Recurrent Model-Free RL Can Be a Strong Baseline for Many POMDPs
Tianwei Ni, Benjamin Eysenbach, Ruslan Salakhutdinov
TL;DR
The paper argues that recurrent model-free reinforcement learning, when carefully implemented and tuned, can serve as a strong baseline across a wide range of POMDP problems, rivaling specialized methods. It provides a comprehensive design space analysis, demonstrates superior sample efficiency in many benchmarks, and releases an efficient, reusable codebase.

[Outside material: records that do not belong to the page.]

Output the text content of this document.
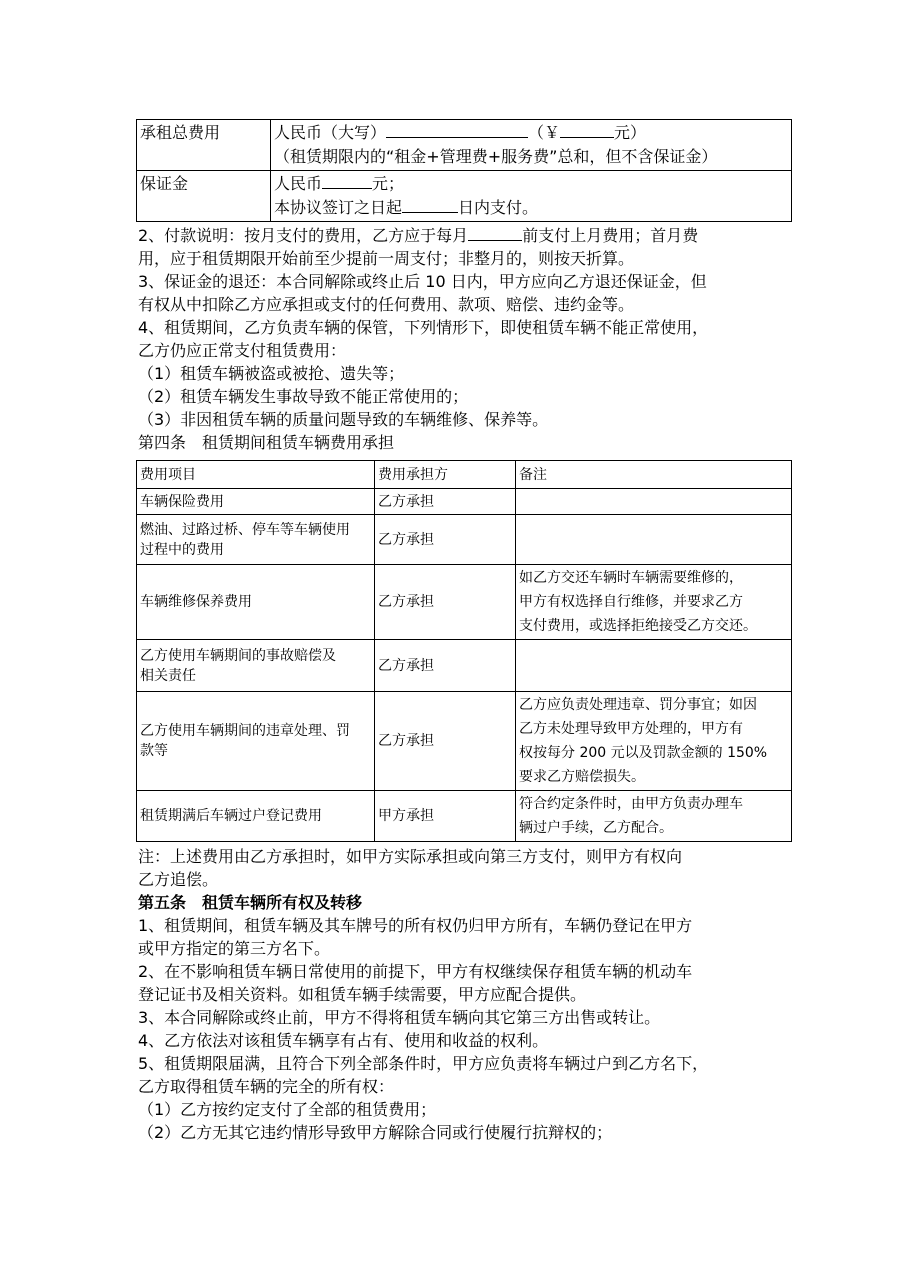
承租总费用	人民币（大写） （￥ 元）
（租赁期限内的“租金+管理费+服务费”总和，但不含保证金）
保证金	人民币 元；
本协议签订之日起 日内支付。
2、付款说明：按月支付的费用，乙方应于每月	前支付上月费用；首月费
用，应于租赁期限开始前至少提前一周支付；非整月的，则按天折算。
3、保证金的退还：本合同解除或终止后 10 日内，甲方应向乙方退还保证金，但
有权从中扣除乙方应承担或支付的任何费用、款项、赔偿、违约金等。
4、租赁期间，乙方负责车辆的保管，下列情形下，即使租赁车辆不能正常使用，
乙方仍应正常支付租赁费用：
（1）租赁车辆被盗或被抢、遗失等；
（2）租赁车辆发生事故导致不能正常使用的；
（3）非因租赁车辆的质量问题导致的车辆维修、保养等。
第四条　租赁期间租赁车辆费用承担
费用项目	费用承担方	备注
车辆保险费用	乙方承担	
燃油、过路过桥、停车等车辆使用
过程中的费用	乙方承担	
车辆维修保养费用	乙方承担	如乙方交还车辆时车辆需要维修的，
甲方有权选择自行维修，并要求乙方
支付费用，或选择拒绝接受乙方交还。
乙方使用车辆期间的事故赔偿及
相关责任	乙方承担	
乙方使用车辆期间的违章处理、罚
款等	乙方承担	乙方应负责处理违章、罚分事宜；如因
乙方未处理导致甲方处理的，甲方有
权按每分 200 元以及罚款金额的 150%
要求乙方赔偿损失。
租赁期满后车辆过户登记费用	甲方承担	符合约定条件时，由甲方负责办理车
辆过户手续，乙方配合。
注：上述费用由乙方承担时，如甲方实际承担或向第三方支付，则甲方有权向
乙方追偿。
第五条　租赁车辆所有权及转移
1、租赁期间，租赁车辆及其车牌号的所有权仍归甲方所有，车辆仍登记在甲方
或甲方指定的第三方名下。
2、在不影响租赁车辆日常使用的前提下，甲方有权继续保存租赁车辆的机动车
登记证书及相关资料。如租赁车辆手续需要，甲方应配合提供。
3、本合同解除或终止前，甲方不得将租赁车辆向其它第三方出售或转让。
4、乙方依法对该租赁车辆享有占有、使用和收益的权利。
5、租赁期限届满，且符合下列全部条件时，甲方应负责将车辆过户到乙方名下，
乙方取得租赁车辆的完全的所有权：
（1）乙方按约定支付了全部的租赁费用；
（2）乙方无其它违约情形导致甲方解除合同或行使履行抗辩权的；
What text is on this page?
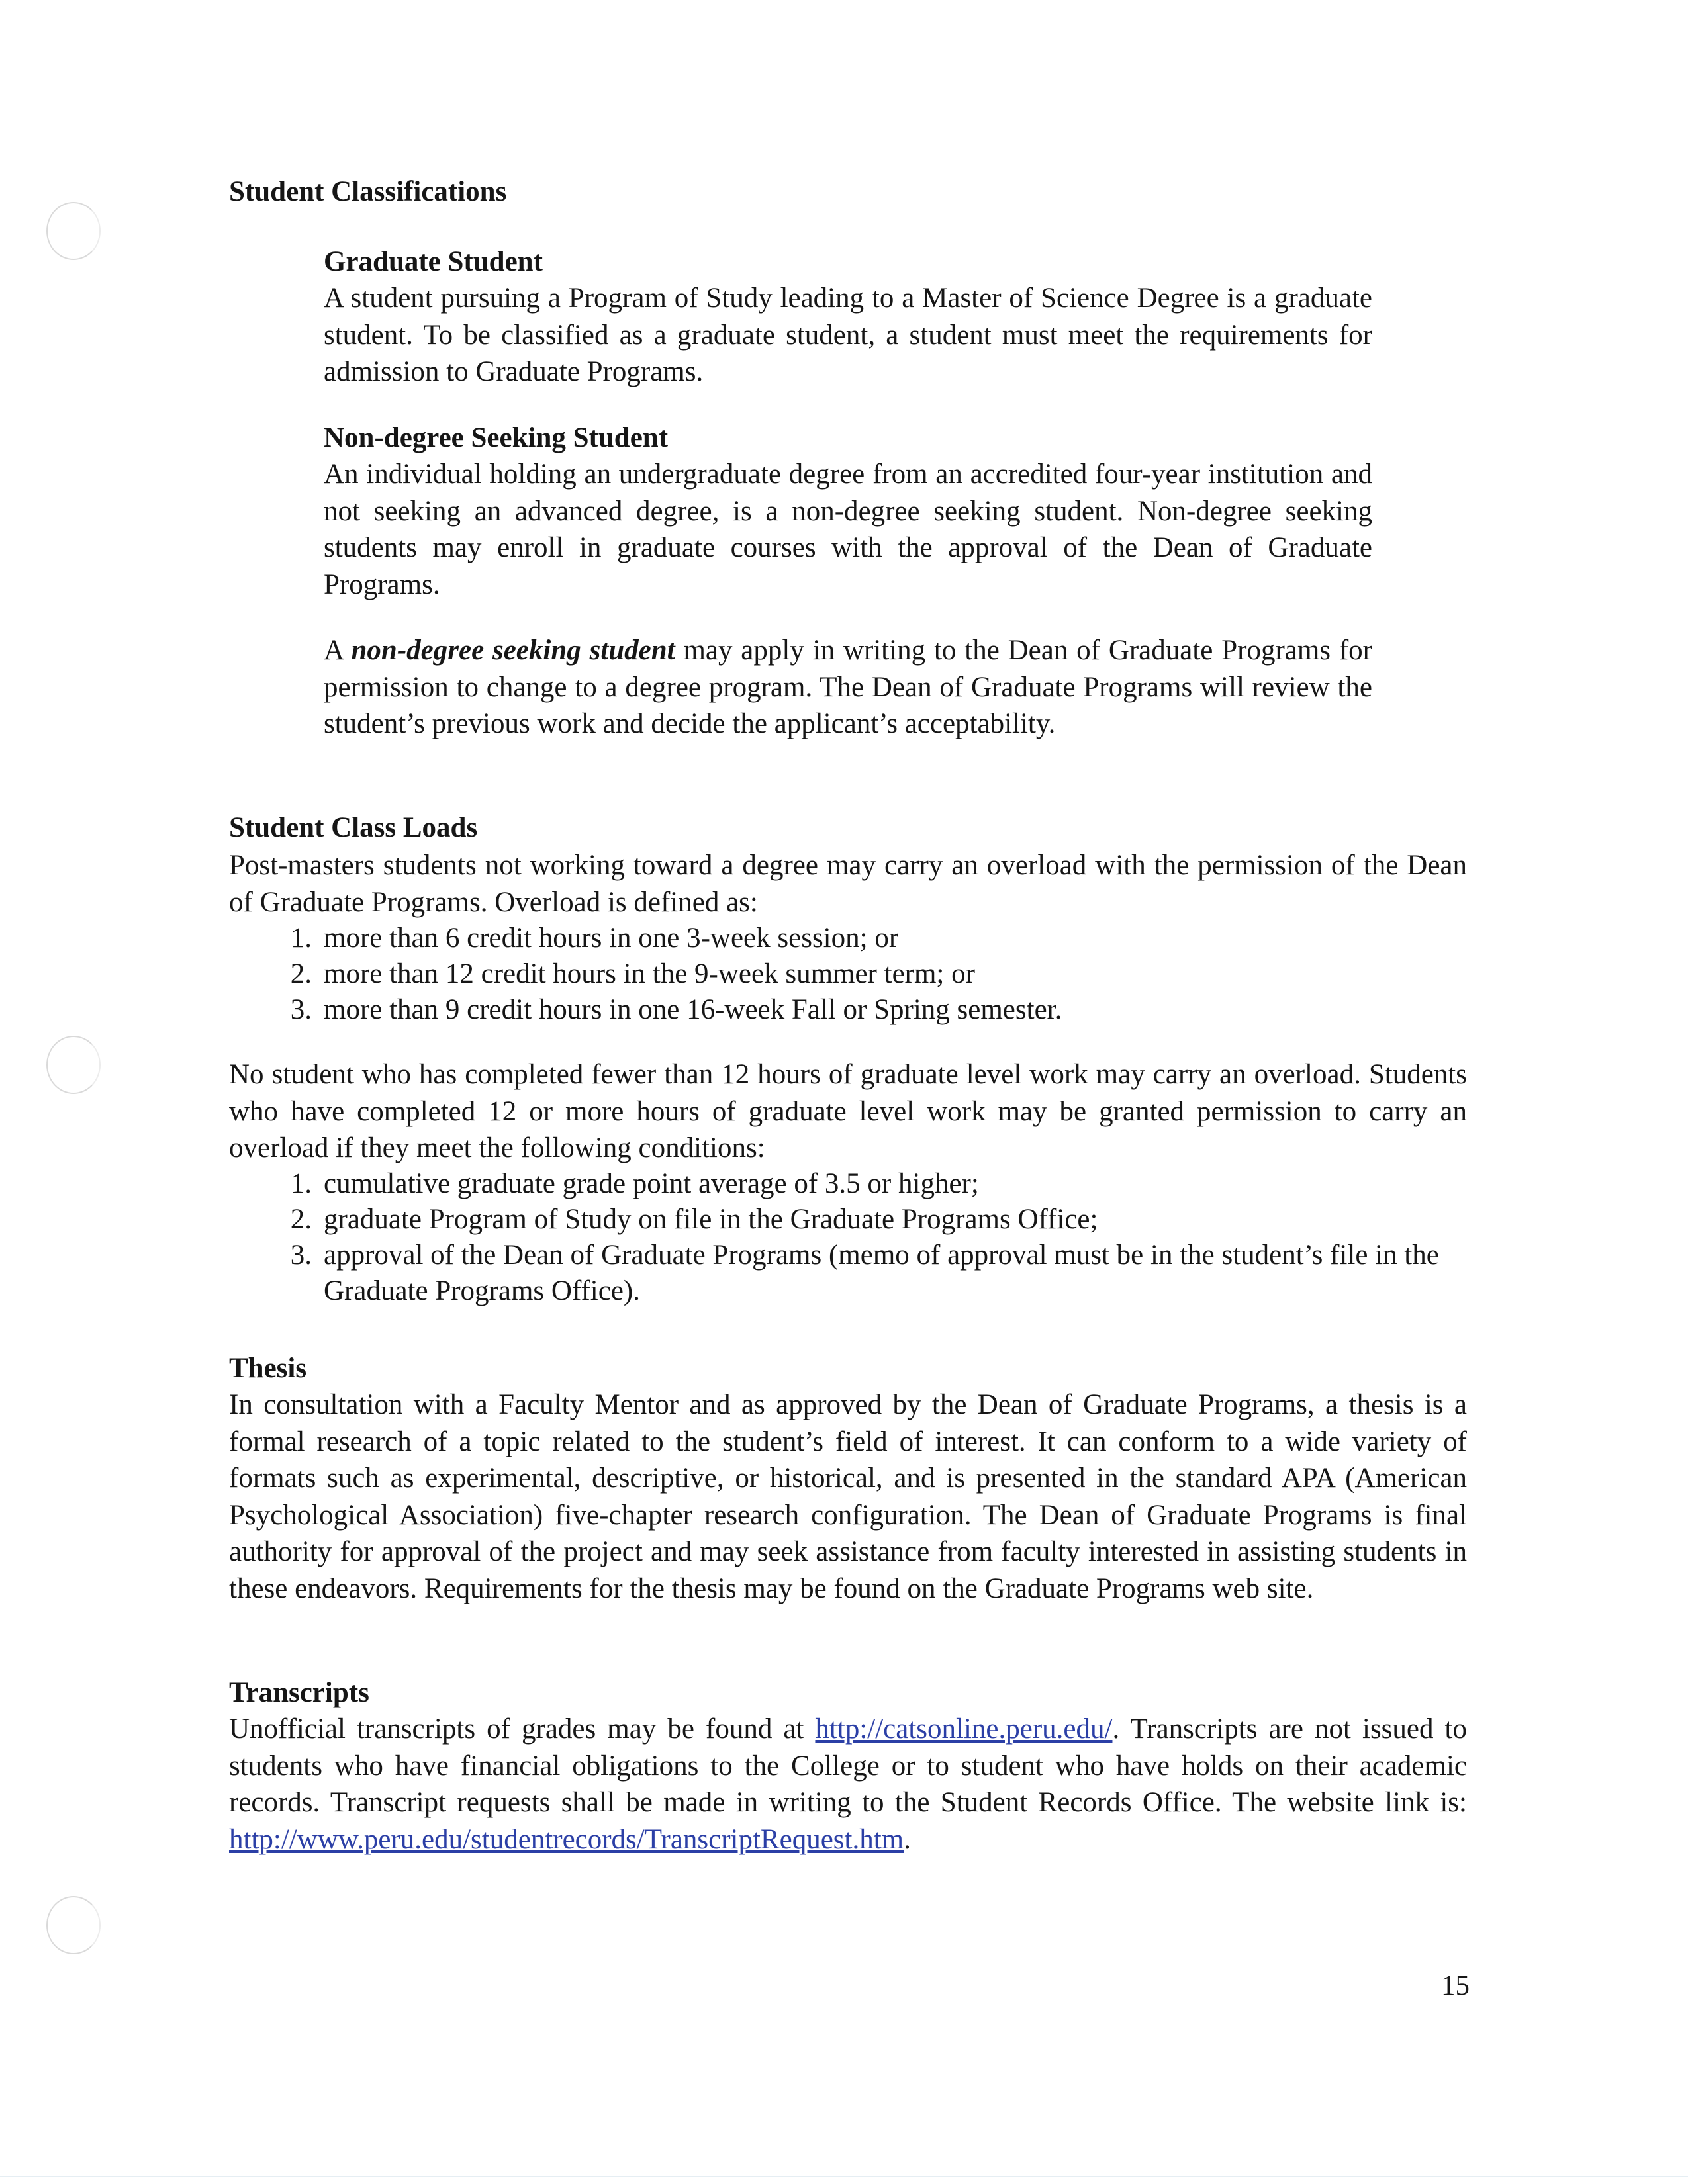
Student Classifications
Graduate Student

A student pursuing a Program of Study leading to a Master of Science Degree is a graduate student. To be classified as a graduate student, a student must meet the requirements for admission to Graduate Programs.

Non-degree Seeking Student

An individual holding an undergraduate degree from an accredited four-year institution and not seeking an advanced degree, is a non-degree seeking student. Non-degree seeking students may enroll in graduate courses with the approval of the Dean of Graduate Programs.

A non-degree seeking student may apply in writing to the Dean of Graduate Programs for permission to change to a degree program. The Dean of Graduate Programs will review the student’s previous work and decide the applicant’s acceptability.

Student Class Loads

Post-masters students not working toward a degree may carry an overload with the permission of the Dean of Graduate Programs. Overload is defined as:

1. more than 6 credit hours in one 3-week session; or
2. more than 12 credit hours in the 9-week summer term; or
3. more than 9 credit hours in one 16-week Fall or Spring semester.

No student who has completed fewer than 12 hours of graduate level work may carry an overload. Students who have completed 12 or more hours of graduate level work may be granted permission to carry an overload if they meet the following conditions:

1. cumulative graduate grade point average of 3.5 or higher;
2. graduate Program of Study on file in the Graduate Programs Office;
3. approval of the Dean of Graduate Programs (memo of approval must be in the student’s file in the Graduate Programs Office).
Thesis

In consultation with a Faculty Mentor and as approved by the Dean of Graduate Programs, a thesis is a formal research of a topic related to the student’s field of interest. It can conform to a wide variety of formats such as experimental, descriptive, or historical, and is presented in the standard APA (American Psychological Association) five-chapter research configuration. The Dean of Graduate Programs is final authority for approval of the project and may seek assistance from faculty interested in assisting students in these endeavors. Requirements for the thesis may be found on the Graduate Programs web site.

Transcripts

Unofficial transcripts of grades may be found at http://catsonline.peru.edu/. Transcripts are not issued to students who have financial obligations to the College or to student who have holds on their academic records. Transcript requests shall be made in writing to the Student Records Office. The website link is: http://www.peru.edu/studentrecords/TranscriptRequest.htm.

15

Through extensive ablations, the authors identify key factors—such as separate actor/critic encoders, informative inputs, backbones like TD3/SAC, and context length—that drive performance. The work suggests recurrent model-free RL is a practical, scalable baseline for POMDPs and invites automated design-driven enhancements in future work.
Abstract
Many problems in RL, such as meta-RL, robust RL, generalization in RL, and temporal credit assignment, can be cast as POMDPs. In theory, simply augmenting model-free RL with memory-based architectures, such as recurrent neural networks, provides a general approach to solving all types of POMDPs. However, prior work has found that such recurrent model-free RL methods tend to perform worse than more specialized algorithms that are designed for specific types of POMDPs. This paper revisits this claim. We find that careful architecture and hyperparameter decisions can often yield a recurrent model-free implementation that performs on par with (and occasionally substantially better than) more sophisticated recent techniques. We compare to 21 environments from 6 prior specialized methods and find that our implementation achieves greater sample efficiency and asymptotic performance than these methods on 18/21 environments. We also release a simple and efficient implementation of recurrent model-free RL for future work to use as a baseline for POMDPs.